CENTOGENE’s Data Repository
At the core of CENTOGENE’s platform is our data repository CentoMD®, which includes epidemiologic, phenotypic and hetero genetic data, and allows us to assemble an extensive knowledge base in rare hereditary diseases. As of May 31, 2019, our CentoMD® database included curated data from over 420,000 patients. CentoMD® brings rationality to the interpretation of global genetic data, and we believe it is the world’s largest curated mutation database for rare diseases, and in particular the biggest database for variants of >7.3 million variants and a significant number of unpublished variants.
Importantly, before adding information into CentoMD®, our experts use evidence-based criteria to validate the interpretation of the data.
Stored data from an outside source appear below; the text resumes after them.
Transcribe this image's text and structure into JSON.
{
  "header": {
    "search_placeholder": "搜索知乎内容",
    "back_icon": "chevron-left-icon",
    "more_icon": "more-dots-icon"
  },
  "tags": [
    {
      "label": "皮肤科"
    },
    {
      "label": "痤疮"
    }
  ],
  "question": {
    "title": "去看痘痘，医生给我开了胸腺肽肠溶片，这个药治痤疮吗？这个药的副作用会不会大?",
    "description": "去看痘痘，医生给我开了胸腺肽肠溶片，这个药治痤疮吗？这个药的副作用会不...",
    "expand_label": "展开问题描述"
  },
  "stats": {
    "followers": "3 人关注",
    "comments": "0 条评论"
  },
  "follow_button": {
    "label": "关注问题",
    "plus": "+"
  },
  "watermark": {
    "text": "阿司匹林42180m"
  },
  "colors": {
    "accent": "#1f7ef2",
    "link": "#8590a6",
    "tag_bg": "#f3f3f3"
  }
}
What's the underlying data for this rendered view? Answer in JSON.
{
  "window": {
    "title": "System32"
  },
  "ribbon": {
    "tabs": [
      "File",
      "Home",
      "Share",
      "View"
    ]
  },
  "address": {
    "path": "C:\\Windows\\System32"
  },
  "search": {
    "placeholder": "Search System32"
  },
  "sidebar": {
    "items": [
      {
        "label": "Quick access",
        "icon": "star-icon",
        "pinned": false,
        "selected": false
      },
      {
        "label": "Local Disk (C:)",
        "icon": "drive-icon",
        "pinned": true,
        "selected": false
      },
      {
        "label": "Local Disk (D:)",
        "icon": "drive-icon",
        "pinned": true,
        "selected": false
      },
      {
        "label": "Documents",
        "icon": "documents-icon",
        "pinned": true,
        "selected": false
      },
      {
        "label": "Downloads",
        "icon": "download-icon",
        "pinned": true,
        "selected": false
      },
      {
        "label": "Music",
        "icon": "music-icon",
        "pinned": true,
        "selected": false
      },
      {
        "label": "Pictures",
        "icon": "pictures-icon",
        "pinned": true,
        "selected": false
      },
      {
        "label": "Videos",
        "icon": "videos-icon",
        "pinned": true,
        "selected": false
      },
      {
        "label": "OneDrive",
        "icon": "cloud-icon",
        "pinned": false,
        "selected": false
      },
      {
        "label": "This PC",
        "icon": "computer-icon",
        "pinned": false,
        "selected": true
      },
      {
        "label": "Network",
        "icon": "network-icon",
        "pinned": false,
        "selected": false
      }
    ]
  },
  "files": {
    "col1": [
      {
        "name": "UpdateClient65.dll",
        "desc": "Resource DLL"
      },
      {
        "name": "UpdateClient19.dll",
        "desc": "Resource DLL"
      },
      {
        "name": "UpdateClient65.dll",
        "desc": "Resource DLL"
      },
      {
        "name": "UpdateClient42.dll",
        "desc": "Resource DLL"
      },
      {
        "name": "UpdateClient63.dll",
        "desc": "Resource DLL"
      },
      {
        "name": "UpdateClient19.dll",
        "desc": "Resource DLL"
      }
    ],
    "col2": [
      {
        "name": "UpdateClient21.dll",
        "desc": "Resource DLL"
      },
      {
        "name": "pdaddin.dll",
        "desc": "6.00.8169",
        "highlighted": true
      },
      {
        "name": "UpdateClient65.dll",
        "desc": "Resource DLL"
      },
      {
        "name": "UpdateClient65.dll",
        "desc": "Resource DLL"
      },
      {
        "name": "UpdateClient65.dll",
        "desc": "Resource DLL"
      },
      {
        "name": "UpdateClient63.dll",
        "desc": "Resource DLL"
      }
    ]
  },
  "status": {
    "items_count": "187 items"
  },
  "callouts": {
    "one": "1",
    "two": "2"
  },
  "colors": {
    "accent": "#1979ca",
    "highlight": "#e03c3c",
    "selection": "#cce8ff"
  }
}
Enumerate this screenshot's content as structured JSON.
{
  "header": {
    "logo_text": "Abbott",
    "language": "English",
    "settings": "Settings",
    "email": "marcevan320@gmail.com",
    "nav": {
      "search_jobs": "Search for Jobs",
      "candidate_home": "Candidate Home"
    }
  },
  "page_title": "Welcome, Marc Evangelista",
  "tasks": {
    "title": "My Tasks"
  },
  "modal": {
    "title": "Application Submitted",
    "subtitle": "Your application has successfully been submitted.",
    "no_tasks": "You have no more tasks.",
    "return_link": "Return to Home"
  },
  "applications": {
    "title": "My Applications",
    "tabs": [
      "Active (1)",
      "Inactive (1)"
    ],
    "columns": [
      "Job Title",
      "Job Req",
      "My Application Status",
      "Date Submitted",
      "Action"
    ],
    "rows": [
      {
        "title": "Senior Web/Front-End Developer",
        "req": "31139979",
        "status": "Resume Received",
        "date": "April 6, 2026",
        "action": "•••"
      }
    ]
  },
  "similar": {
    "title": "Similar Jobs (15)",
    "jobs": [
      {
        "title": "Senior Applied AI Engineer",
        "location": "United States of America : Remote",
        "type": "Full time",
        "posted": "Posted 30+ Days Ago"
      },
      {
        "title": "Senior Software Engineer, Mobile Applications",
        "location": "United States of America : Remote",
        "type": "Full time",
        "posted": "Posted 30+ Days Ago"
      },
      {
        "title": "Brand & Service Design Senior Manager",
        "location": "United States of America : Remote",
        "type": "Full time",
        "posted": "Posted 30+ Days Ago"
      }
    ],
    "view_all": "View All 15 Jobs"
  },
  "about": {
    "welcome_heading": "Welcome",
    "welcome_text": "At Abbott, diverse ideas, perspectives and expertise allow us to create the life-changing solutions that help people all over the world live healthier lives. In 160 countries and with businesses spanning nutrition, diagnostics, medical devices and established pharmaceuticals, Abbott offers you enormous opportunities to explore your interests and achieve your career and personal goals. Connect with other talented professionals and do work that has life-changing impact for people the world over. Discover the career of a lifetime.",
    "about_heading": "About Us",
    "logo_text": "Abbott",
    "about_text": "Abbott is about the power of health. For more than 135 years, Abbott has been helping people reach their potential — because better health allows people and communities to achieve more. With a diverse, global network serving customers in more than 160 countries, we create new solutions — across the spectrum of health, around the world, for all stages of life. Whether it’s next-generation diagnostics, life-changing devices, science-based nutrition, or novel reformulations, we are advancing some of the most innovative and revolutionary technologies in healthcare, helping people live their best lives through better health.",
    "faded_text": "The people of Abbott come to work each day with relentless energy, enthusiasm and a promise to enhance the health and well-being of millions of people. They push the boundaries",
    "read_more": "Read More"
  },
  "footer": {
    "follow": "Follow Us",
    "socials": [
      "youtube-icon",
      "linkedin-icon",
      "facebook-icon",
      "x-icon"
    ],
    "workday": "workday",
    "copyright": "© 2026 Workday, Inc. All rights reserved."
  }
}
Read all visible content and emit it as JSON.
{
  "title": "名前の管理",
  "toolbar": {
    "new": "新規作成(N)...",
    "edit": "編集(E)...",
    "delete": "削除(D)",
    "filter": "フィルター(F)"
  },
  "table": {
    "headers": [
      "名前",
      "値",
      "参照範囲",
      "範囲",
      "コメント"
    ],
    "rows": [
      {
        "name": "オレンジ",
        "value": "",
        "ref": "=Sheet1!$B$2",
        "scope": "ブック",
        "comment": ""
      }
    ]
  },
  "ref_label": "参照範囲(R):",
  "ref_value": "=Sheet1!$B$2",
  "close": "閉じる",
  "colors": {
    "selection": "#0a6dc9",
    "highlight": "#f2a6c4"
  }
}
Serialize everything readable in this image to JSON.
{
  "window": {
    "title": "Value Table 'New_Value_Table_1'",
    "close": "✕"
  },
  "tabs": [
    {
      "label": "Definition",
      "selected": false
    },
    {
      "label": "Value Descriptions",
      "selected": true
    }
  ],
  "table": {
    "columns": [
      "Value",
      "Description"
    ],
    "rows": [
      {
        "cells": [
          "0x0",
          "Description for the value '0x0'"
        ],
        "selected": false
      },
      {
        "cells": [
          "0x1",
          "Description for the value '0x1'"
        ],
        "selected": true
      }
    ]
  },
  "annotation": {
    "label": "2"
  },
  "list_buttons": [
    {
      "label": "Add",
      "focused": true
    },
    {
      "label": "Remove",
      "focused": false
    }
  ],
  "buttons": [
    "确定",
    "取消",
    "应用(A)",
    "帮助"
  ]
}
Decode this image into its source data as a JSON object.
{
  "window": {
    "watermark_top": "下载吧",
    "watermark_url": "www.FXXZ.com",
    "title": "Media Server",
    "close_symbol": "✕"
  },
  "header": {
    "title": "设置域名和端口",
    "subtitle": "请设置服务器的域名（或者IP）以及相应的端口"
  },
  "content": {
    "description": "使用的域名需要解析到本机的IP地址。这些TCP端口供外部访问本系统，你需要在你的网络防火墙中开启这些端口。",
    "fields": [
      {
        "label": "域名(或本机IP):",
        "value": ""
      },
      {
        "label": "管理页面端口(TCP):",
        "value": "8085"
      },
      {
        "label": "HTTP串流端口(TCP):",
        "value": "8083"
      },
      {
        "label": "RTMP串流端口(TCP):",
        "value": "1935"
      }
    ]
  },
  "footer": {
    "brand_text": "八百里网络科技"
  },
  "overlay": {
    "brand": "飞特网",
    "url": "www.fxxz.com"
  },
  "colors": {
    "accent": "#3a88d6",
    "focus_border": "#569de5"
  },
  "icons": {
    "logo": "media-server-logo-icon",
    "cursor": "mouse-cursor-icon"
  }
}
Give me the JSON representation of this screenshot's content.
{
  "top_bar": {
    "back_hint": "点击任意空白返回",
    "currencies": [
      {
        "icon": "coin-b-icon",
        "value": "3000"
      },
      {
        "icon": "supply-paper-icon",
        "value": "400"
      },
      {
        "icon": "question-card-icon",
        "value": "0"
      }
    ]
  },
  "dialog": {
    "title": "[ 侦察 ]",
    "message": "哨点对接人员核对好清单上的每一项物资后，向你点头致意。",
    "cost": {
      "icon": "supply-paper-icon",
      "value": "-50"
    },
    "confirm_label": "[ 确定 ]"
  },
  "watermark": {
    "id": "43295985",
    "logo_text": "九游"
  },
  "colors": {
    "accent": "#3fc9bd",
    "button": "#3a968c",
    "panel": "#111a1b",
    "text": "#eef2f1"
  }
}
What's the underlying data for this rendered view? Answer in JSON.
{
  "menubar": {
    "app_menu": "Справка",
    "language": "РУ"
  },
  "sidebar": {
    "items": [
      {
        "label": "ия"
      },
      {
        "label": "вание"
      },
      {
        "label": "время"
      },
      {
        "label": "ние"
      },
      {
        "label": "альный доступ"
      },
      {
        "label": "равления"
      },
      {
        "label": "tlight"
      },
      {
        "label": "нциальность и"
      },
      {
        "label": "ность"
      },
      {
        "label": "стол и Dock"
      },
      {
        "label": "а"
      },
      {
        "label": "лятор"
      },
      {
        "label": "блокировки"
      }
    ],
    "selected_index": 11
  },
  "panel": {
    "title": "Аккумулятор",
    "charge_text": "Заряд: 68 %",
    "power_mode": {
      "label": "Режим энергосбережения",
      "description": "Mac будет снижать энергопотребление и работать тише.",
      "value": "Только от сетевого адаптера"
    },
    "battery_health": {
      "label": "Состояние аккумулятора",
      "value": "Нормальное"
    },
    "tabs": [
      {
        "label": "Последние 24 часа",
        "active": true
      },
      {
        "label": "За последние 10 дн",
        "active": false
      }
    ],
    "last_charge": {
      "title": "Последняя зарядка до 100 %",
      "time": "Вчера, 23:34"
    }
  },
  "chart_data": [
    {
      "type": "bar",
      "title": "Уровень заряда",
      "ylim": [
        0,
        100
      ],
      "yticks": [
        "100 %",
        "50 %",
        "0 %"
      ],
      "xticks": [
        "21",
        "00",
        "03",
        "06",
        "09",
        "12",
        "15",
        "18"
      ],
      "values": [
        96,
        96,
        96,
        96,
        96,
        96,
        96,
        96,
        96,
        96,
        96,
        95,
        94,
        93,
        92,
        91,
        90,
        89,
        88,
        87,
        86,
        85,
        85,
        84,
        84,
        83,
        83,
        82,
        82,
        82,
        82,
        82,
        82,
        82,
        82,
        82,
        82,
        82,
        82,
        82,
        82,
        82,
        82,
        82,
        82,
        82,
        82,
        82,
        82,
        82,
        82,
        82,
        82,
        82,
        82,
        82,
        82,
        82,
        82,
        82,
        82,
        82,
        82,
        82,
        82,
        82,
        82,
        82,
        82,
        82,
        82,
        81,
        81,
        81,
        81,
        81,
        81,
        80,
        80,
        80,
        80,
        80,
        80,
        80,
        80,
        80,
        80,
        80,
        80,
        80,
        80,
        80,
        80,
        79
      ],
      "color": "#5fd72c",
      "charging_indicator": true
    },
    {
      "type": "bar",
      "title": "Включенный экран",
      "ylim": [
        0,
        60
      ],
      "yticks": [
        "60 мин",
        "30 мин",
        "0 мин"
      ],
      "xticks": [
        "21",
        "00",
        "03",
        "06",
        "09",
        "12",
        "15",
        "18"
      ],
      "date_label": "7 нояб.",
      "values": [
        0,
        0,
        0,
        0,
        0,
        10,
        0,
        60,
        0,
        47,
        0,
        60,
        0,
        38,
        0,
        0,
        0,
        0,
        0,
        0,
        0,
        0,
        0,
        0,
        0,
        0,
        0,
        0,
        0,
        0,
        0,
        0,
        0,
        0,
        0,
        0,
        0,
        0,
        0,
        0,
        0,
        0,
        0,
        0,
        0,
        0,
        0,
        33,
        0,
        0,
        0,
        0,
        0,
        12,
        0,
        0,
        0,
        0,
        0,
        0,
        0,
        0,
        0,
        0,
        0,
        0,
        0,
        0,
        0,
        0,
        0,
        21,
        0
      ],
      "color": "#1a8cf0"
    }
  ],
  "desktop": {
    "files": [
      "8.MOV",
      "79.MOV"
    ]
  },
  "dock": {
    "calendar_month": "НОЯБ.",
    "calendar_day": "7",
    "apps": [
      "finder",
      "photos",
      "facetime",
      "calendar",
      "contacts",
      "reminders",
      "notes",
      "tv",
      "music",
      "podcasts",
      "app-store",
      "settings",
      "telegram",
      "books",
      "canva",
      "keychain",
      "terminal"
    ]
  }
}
We use a combination of computer-based tools and manual curation by professional scientists with strong backgrounds in human genetics. Our team of scientists collects annotates and reviews the phenotypic, genetic and epidemiologic data of patient samples to ensure the highest medical validity of each sample. We also employ Human Phenotype Ontology (‘HPO’) coding to accurately track and standardize sample phenotype and genotype data.
Our methodological approach to information curation ensures we provide highly accurate data relevant to clinical diagnoses and decision-making by humans ̶ and indeed for the development of artificial intelligence solutions.
While CENTOGENE’s data repository integrates all relevant structured and unstructured patient data including metabolomic, proteomic, genetic, as well as health records and clinical information, and especially longitudinal data, for example, biomarker or patient recorded outcome (also called ‘real world data’), as well as diagnostic workflow data, the sheer size and continued expansion of the data repository indicates that a human based manual approach by itself in utilizing the data is no longer adequate.
As a result, CENTOGENE is increasingly placing AI at the heart of its diagnostic and pharmaceutical solutions. The application of AI enables us to find statistical relationships faster (speed), draw more exact conclusions about relationships in the data (accuracy), and discover patterns that cannot be found with traditional methods (complexity).